# vaihdella / vuorotella



## Gavril

Which works better in the sentences below?


_Linjanvuorottelu / -vaihtelu _(in sports)

_Maalivahdit vuorottelevat / vaihtelevat säännöllisesti _(for example, they may alternate every other game)

_Maalivahdit vuorottelevat / vaihtelevat epäsäännöllisesti

 Vuorotelkaa / vaihdelkaa käyttämällä keinua, lapset!

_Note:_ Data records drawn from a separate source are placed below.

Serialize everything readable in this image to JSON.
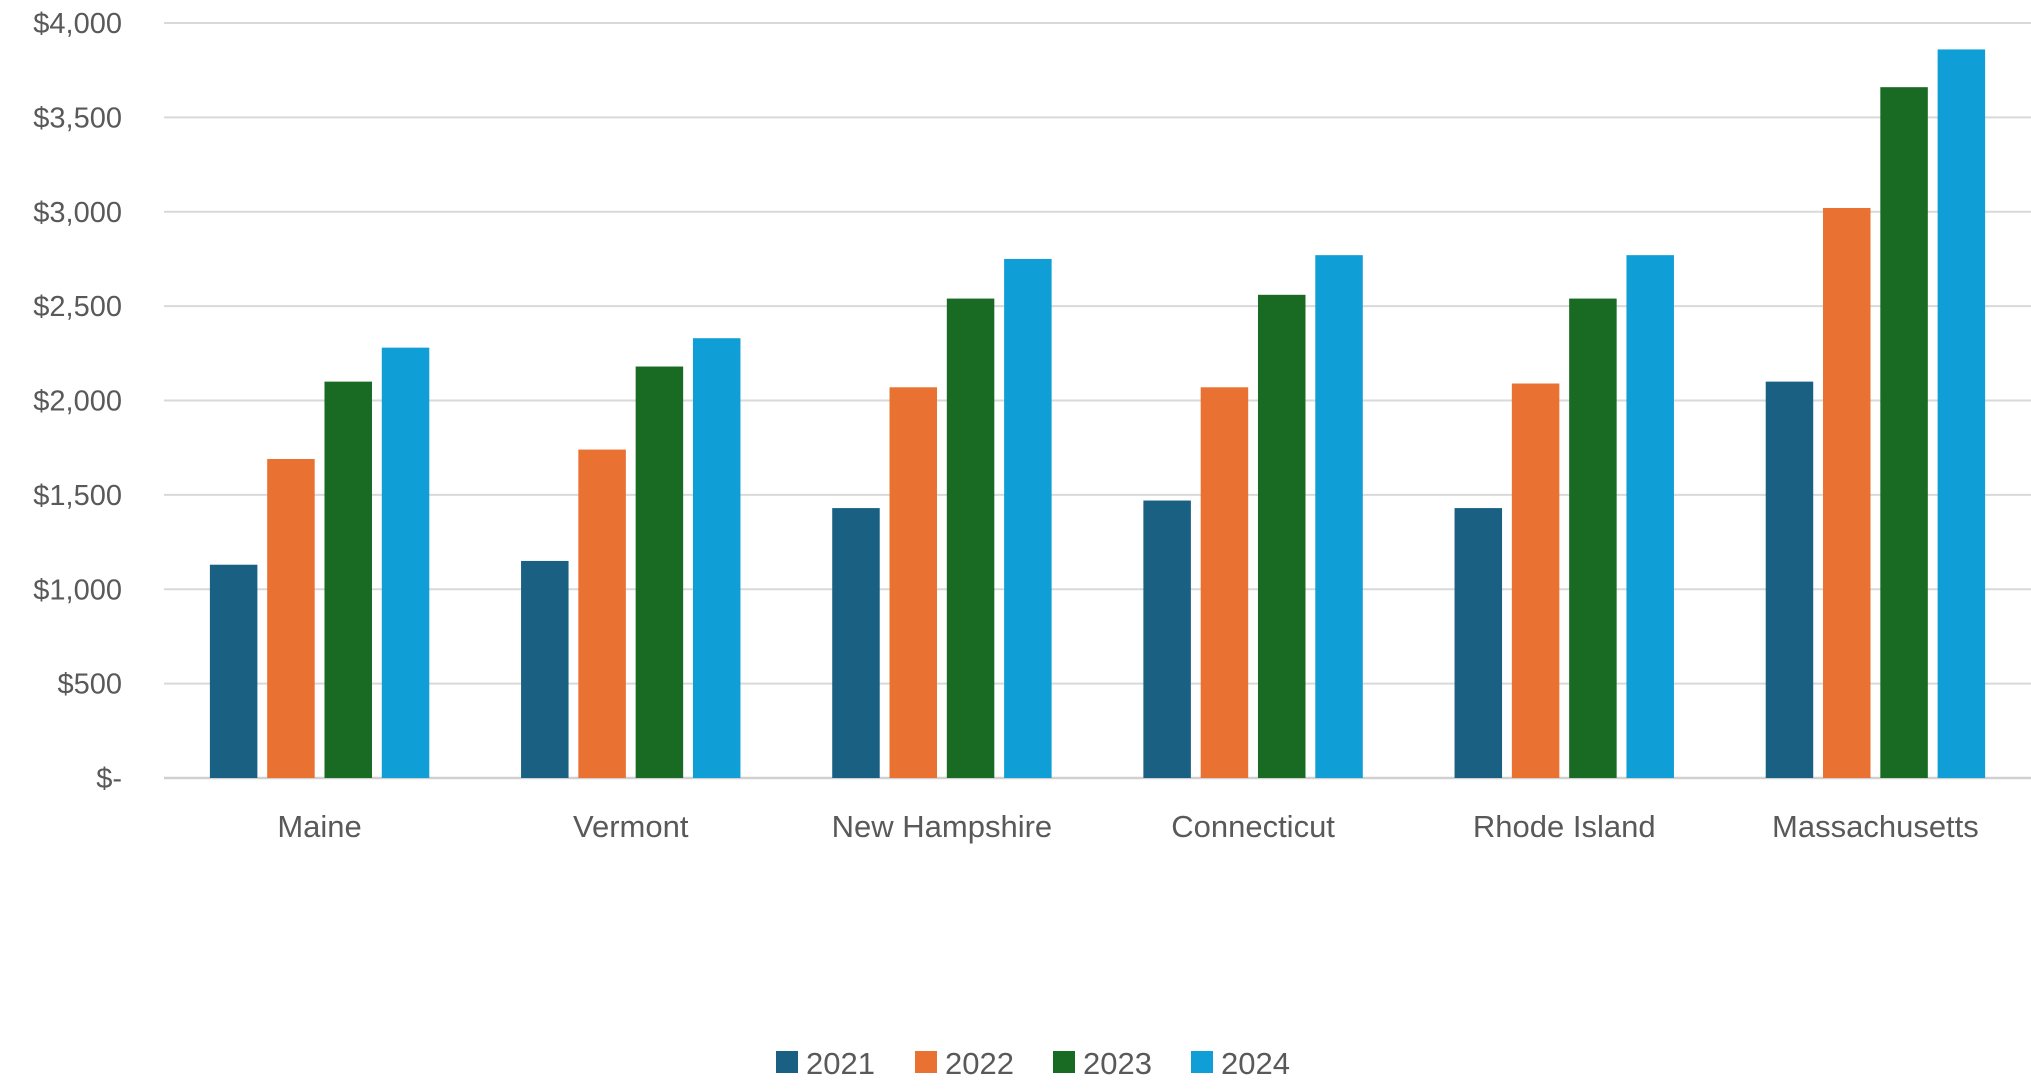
{
  "chart_data": {
    "type": "bar",
    "title": "",
    "xlabel": "",
    "ylabel": "",
    "categories": [
      "Maine",
      "Vermont",
      "New Hampshire",
      "Connecticut",
      "Rhode Island",
      "Massachusetts"
    ],
    "series": [
      {
        "name": "2021",
        "color": "#1a6082",
        "values": [
          1130,
          1150,
          1430,
          1470,
          1430,
          2100
        ]
      },
      {
        "name": "2022",
        "color": "#e97132",
        "values": [
          1690,
          1740,
          2070,
          2070,
          2090,
          3020
        ]
      },
      {
        "name": "2023",
        "color": "#196b24",
        "values": [
          2100,
          2180,
          2540,
          2560,
          2540,
          3660
        ]
      },
      {
        "name": "2024",
        "color": "#0f9ed5",
        "values": [
          2280,
          2330,
          2750,
          2770,
          2770,
          3860
        ]
      }
    ],
    "ylim": [
      0,
      4000
    ],
    "y_ticks": [
      0,
      500,
      1000,
      1500,
      2000,
      2500,
      3000,
      3500,
      4000
    ],
    "y_tick_labels": [
      "$-",
      "$500",
      "$1,000",
      "$1,500",
      "$2,000",
      "$2,500",
      "$3,000",
      "$3,500",
      "$4,000"
    ],
    "grid": true,
    "legend_position": "bottom"
  }
}
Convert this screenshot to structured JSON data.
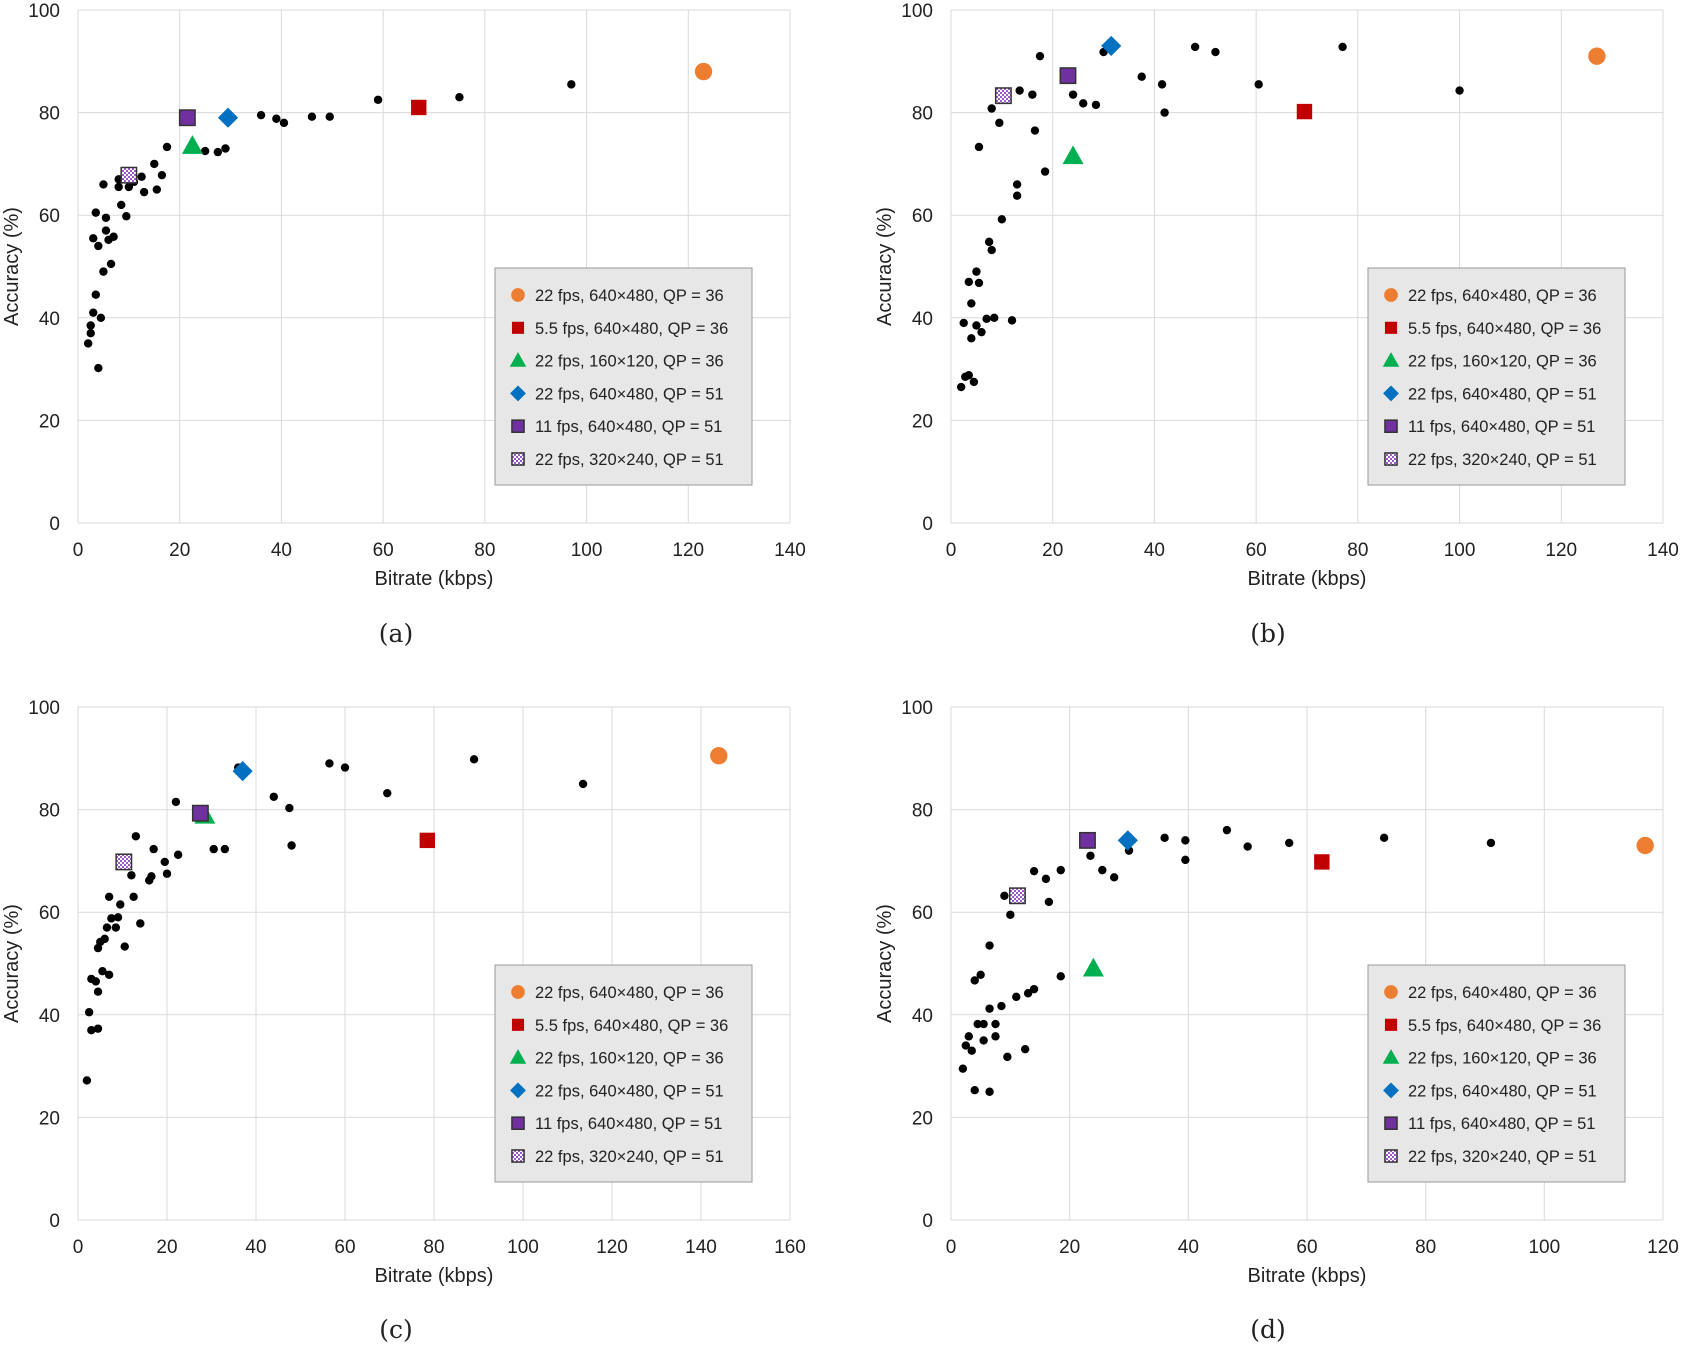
{
  "figure": {
    "captions": [
      "(a)",
      "(b)",
      "(c)",
      "(d)"
    ]
  },
  "legend_items": [
    {
      "label": "22 fps, 640×480, QP = 36",
      "marker": "circle",
      "color": "#ed7d31"
    },
    {
      "label": "5.5 fps, 640×480, QP = 36",
      "marker": "square",
      "color": "#c00000"
    },
    {
      "label": "22 fps, 160×120, QP = 36",
      "marker": "triangle",
      "color": "#00b050"
    },
    {
      "label": "22 fps, 640×480, QP = 51",
      "marker": "diamond",
      "color": "#0070c0"
    },
    {
      "label": "11 fps, 640×480, QP = 51",
      "marker": "square-outlined",
      "color": "#7030a0"
    },
    {
      "label": "22 fps, 320×240, QP = 51",
      "marker": "checkered-square",
      "color": "#7030a0"
    }
  ],
  "chart_data": [
    {
      "type": "scatter",
      "caption": "(a)",
      "xlabel": "Bitrate (kbps)",
      "ylabel": "Accuracy (%)",
      "xlim": [
        0,
        140
      ],
      "ylim": [
        0,
        100
      ],
      "xticks": [
        0,
        20,
        40,
        60,
        80,
        100,
        120,
        140
      ],
      "yticks": [
        0,
        20,
        40,
        60,
        80,
        100
      ],
      "grid": true,
      "legend_position": "lower-right",
      "highlighted": [
        {
          "series": "22 fps, 640×480, QP = 36",
          "x": 123,
          "y": 88
        },
        {
          "series": "5.5 fps, 640×480, QP = 36",
          "x": 67,
          "y": 81
        },
        {
          "series": "22 fps, 160×120, QP = 36",
          "x": 22.5,
          "y": 73.5
        },
        {
          "series": "22 fps, 640×480, QP = 51",
          "x": 29.5,
          "y": 79
        },
        {
          "series": "11 fps, 640×480, QP = 51",
          "x": 21.5,
          "y": 79
        },
        {
          "series": "22 fps, 320×240, QP = 51",
          "x": 10,
          "y": 67.8
        }
      ],
      "others": [
        [
          97,
          85.5
        ],
        [
          75,
          83
        ],
        [
          59,
          82.5
        ],
        [
          49.5,
          79.2
        ],
        [
          46,
          79.2
        ],
        [
          40.5,
          78
        ],
        [
          39,
          78.8
        ],
        [
          36,
          79.5
        ],
        [
          29,
          73
        ],
        [
          27.5,
          72.3
        ],
        [
          25,
          72.5
        ],
        [
          17.5,
          73.3
        ],
        [
          16.5,
          67.8
        ],
        [
          15.5,
          65
        ],
        [
          15,
          70
        ],
        [
          13,
          64.5
        ],
        [
          12.5,
          67.5
        ],
        [
          11,
          66.5
        ],
        [
          10,
          65.5
        ],
        [
          9.5,
          59.8
        ],
        [
          8.5,
          62
        ],
        [
          8,
          67
        ],
        [
          8,
          65.5
        ],
        [
          7,
          55.8
        ],
        [
          6.5,
          50.5
        ],
        [
          6,
          55.2
        ],
        [
          5.5,
          59.5
        ],
        [
          5.5,
          57
        ],
        [
          5,
          66
        ],
        [
          5,
          49
        ],
        [
          4.5,
          40
        ],
        [
          4,
          54
        ],
        [
          3.5,
          60.5
        ],
        [
          3.5,
          44.5
        ],
        [
          3,
          41
        ],
        [
          3,
          55.5
        ],
        [
          2.5,
          38.5
        ],
        [
          2.5,
          37
        ],
        [
          2,
          35
        ],
        [
          4,
          30.2
        ]
      ]
    },
    {
      "type": "scatter",
      "caption": "(b)",
      "xlabel": "Bitrate (kbps)",
      "ylabel": "Accuracy (%)",
      "xlim": [
        0,
        140
      ],
      "ylim": [
        0,
        100
      ],
      "xticks": [
        0,
        20,
        40,
        60,
        80,
        100,
        120,
        140
      ],
      "yticks": [
        0,
        20,
        40,
        60,
        80,
        100
      ],
      "grid": true,
      "legend_position": "lower-right",
      "highlighted": [
        {
          "series": "22 fps, 640×480, QP = 36",
          "x": 127,
          "y": 91
        },
        {
          "series": "5.5 fps, 640×480, QP = 36",
          "x": 69.5,
          "y": 80.2
        },
        {
          "series": "22 fps, 160×120, QP = 36",
          "x": 24,
          "y": 71.5
        },
        {
          "series": "22 fps, 640×480, QP = 51",
          "x": 31.5,
          "y": 93
        },
        {
          "series": "11 fps, 640×480, QP = 51",
          "x": 23,
          "y": 87.2
        },
        {
          "series": "22 fps, 320×240, QP = 51",
          "x": 10.3,
          "y": 83.3
        }
      ],
      "others": [
        [
          100,
          84.3
        ],
        [
          77,
          92.8
        ],
        [
          60.5,
          85.5
        ],
        [
          52,
          91.8
        ],
        [
          48,
          92.8
        ],
        [
          42,
          80
        ],
        [
          41.5,
          85.5
        ],
        [
          37.5,
          87
        ],
        [
          30,
          91.8
        ],
        [
          28.5,
          81.5
        ],
        [
          26,
          81.8
        ],
        [
          24,
          83.5
        ],
        [
          18.5,
          68.5
        ],
        [
          17.5,
          91
        ],
        [
          16.5,
          76.5
        ],
        [
          16,
          83.5
        ],
        [
          13.5,
          84.3
        ],
        [
          13,
          66
        ],
        [
          13,
          63.8
        ],
        [
          12,
          39.5
        ],
        [
          10,
          59.2
        ],
        [
          9.5,
          78
        ],
        [
          8.5,
          40
        ],
        [
          8,
          80.8
        ],
        [
          8,
          53.2
        ],
        [
          7.5,
          54.8
        ],
        [
          7,
          39.8
        ],
        [
          6,
          37.2
        ],
        [
          5.5,
          73.3
        ],
        [
          5.5,
          46.8
        ],
        [
          5,
          49
        ],
        [
          5,
          38.5
        ],
        [
          4.5,
          27.5
        ],
        [
          4,
          42.8
        ],
        [
          4,
          36
        ],
        [
          3.5,
          47
        ],
        [
          3.5,
          28.8
        ],
        [
          2.8,
          28.5
        ],
        [
          2.5,
          39
        ],
        [
          2,
          26.5
        ]
      ]
    },
    {
      "type": "scatter",
      "caption": "(c)",
      "xlabel": "Bitrate (kbps)",
      "ylabel": "Accuracy (%)",
      "xlim": [
        0,
        160
      ],
      "ylim": [
        0,
        100
      ],
      "xticks": [
        0,
        20,
        40,
        60,
        80,
        100,
        120,
        140,
        160
      ],
      "yticks": [
        0,
        20,
        40,
        60,
        80,
        100
      ],
      "grid": true,
      "legend_position": "lower-right",
      "highlighted": [
        {
          "series": "22 fps, 640×480, QP = 36",
          "x": 144,
          "y": 90.5
        },
        {
          "series": "5.5 fps, 640×480, QP = 36",
          "x": 78.5,
          "y": 74
        },
        {
          "series": "22 fps, 160×120, QP = 36",
          "x": 28.5,
          "y": 78.8
        },
        {
          "series": "22 fps, 640×480, QP = 51",
          "x": 37,
          "y": 87.5
        },
        {
          "series": "11 fps, 640×480, QP = 51",
          "x": 27.5,
          "y": 79.3
        },
        {
          "series": "22 fps, 320×240, QP = 51",
          "x": 10.3,
          "y": 69.8
        }
      ],
      "others": [
        [
          113.5,
          85
        ],
        [
          89,
          89.8
        ],
        [
          69.5,
          83.2
        ],
        [
          60,
          88.2
        ],
        [
          56.5,
          89
        ],
        [
          48,
          73
        ],
        [
          47.5,
          80.3
        ],
        [
          44,
          82.5
        ],
        [
          36,
          88.2
        ],
        [
          33,
          72.3
        ],
        [
          30.5,
          72.3
        ],
        [
          22.5,
          71.2
        ],
        [
          22,
          81.5
        ],
        [
          20,
          67.5
        ],
        [
          19.5,
          69.8
        ],
        [
          17,
          72.3
        ],
        [
          16.5,
          67
        ],
        [
          16,
          66.2
        ],
        [
          14,
          57.8
        ],
        [
          13,
          74.8
        ],
        [
          12.5,
          63
        ],
        [
          12,
          67.2
        ],
        [
          10.5,
          53.3
        ],
        [
          9.5,
          61.5
        ],
        [
          9,
          59
        ],
        [
          8.5,
          57
        ],
        [
          7.5,
          58.8
        ],
        [
          7,
          47.8
        ],
        [
          7,
          63
        ],
        [
          6.5,
          57
        ],
        [
          6,
          54.8
        ],
        [
          5.5,
          48.5
        ],
        [
          5,
          54.2
        ],
        [
          4.5,
          53
        ],
        [
          4.5,
          44.5
        ],
        [
          4,
          46.5
        ],
        [
          4.5,
          37.3
        ],
        [
          3,
          47
        ],
        [
          3,
          37
        ],
        [
          2.5,
          40.5
        ],
        [
          2,
          27.2
        ]
      ]
    },
    {
      "type": "scatter",
      "caption": "(d)",
      "xlabel": "Bitrate (kbps)",
      "ylabel": "Accuracy (%)",
      "xlim": [
        0,
        120
      ],
      "ylim": [
        0,
        100
      ],
      "xticks": [
        0,
        20,
        40,
        60,
        80,
        100,
        120
      ],
      "yticks": [
        0,
        20,
        40,
        60,
        80,
        100
      ],
      "grid": true,
      "legend_position": "lower-right",
      "highlighted": [
        {
          "series": "22 fps, 640×480, QP = 36",
          "x": 117,
          "y": 73
        },
        {
          "series": "5.5 fps, 640×480, QP = 36",
          "x": 62.5,
          "y": 69.8
        },
        {
          "series": "22 fps, 160×120, QP = 36",
          "x": 24,
          "y": 49
        },
        {
          "series": "22 fps, 640×480, QP = 51",
          "x": 29.8,
          "y": 74
        },
        {
          "series": "11 fps, 640×480, QP = 51",
          "x": 23,
          "y": 74
        },
        {
          "series": "22 fps, 320×240, QP = 51",
          "x": 11.2,
          "y": 63.2
        }
      ],
      "others": [
        [
          91,
          73.5
        ],
        [
          73,
          74.5
        ],
        [
          57,
          73.5
        ],
        [
          50,
          72.8
        ],
        [
          46.5,
          76
        ],
        [
          39.5,
          70.2
        ],
        [
          39.5,
          74
        ],
        [
          36,
          74.5
        ],
        [
          30,
          72
        ],
        [
          27.5,
          66.8
        ],
        [
          25.5,
          68.2
        ],
        [
          23.5,
          71
        ],
        [
          18.5,
          68.2
        ],
        [
          18.5,
          47.5
        ],
        [
          16.5,
          62
        ],
        [
          16,
          66.5
        ],
        [
          14,
          68
        ],
        [
          14,
          45
        ],
        [
          13,
          44.2
        ],
        [
          12.5,
          33.3
        ],
        [
          11,
          43.5
        ],
        [
          10,
          59.5
        ],
        [
          9.5,
          31.8
        ],
        [
          9,
          63.2
        ],
        [
          8.5,
          41.7
        ],
        [
          7.5,
          38.2
        ],
        [
          7.5,
          35.8
        ],
        [
          6.5,
          53.5
        ],
        [
          6.5,
          25
        ],
        [
          6.5,
          41.2
        ],
        [
          5.5,
          38.2
        ],
        [
          5.5,
          35
        ],
        [
          5,
          47.8
        ],
        [
          4.5,
          38.2
        ],
        [
          4,
          46.7
        ],
        [
          4,
          25.3
        ],
        [
          3.5,
          33
        ],
        [
          3,
          35.8
        ],
        [
          2.5,
          34
        ],
        [
          2,
          29.5
        ]
      ]
    }
  ]
}
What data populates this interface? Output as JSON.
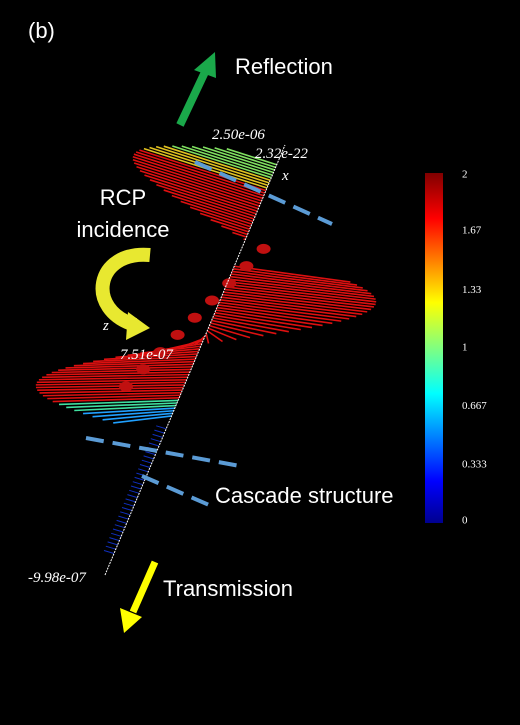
{
  "panel_label": "(b)",
  "labels": {
    "reflection": "Reflection",
    "incidence_line1": "RCP",
    "incidence_line2": "incidence",
    "cascade": "Cascade structure",
    "transmission": "Transmission"
  },
  "axis_labels": {
    "top": "2.50e-06",
    "origin": "2.32e-22",
    "x": "x",
    "z": "z",
    "middle": "7.51e-07",
    "bottom": "-9.98e-07"
  },
  "colorbar": {
    "range": [
      0,
      2
    ],
    "ticks": [
      2,
      1.67,
      1.33,
      1,
      0.667,
      0.333,
      0
    ]
  }
}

Hän kuulostaa hyvin epävarmalta -- mielipiteet vuorottelevat / vaihtelevat jatkuvasti


_Kiitos


----------



## jenni.

I would say vaihdella in first and last one, vuorotella in others


----------



## hui

Which works better in the sentences below?

_
Linjanvuorottelu / -vaihtelu _(in sports)
???

_Maalivahdit *vuorottelevat* / __vaihtelevat__ säännöllisesti (for example, they may alternate every other game)_

_Maalivahdit *vuorottelevat* / __vaihtelevat__ epäsäännöllisesti_

Vuorotelkaa / vaihdelkaa käyttämällä keinua* Keinukaa vuorotellen*_, lapset!
__
Hän kuulostaa hyvin epävarmalta -- mielipiteet _vuorottelevat / vaihtelevat *vaihtuvat*_ jatkuvasti.

_


----------



## sakvaka

_Vaihtuvat _works in the goalkeeper examples, too. I agree with hui so far.


----------



## Gavril

hui said:


> Which works better in the sentences below?
> 
> _
> Linjanvuorottelu / -vaihtelu _(in sports)
> ???



For example, in hockey, there are line changes: the same line doesn't stay on the ice all the time. How would this normally be expressed?


----------



## Grumpy Old Man

"For example, in hockey, there are line changes: the same line doesn't  stay on the ice all the time. How would this normally be expressed?"

_Linja_ is the wrong word here. I didn't understand your example either. _Ketjun vaihtaminen, ketjujen vaihtaminen, ketjujen peluuttaminen vuorotellen, ottaa ensimmäinen ketju vaihtoon_ are examples of Finnish that come to mind. There's also an informal term for those players who don't get to play at all but have to sit on the bench throughout the match: _vilttiketju. Viltti_ is "blanket" and the terms depicts a player who gets cold since he isn't playing and thus he needs a blanket to cover his legs. 

It's impossible to get cold these days but the term dates back to the days when ice hockey was played outdoors.

GOM


----------



## Gavril

Ah, I thought I had read that _linja _was the correct translation of "line" in this context, but I guess I remembered wrong.


----------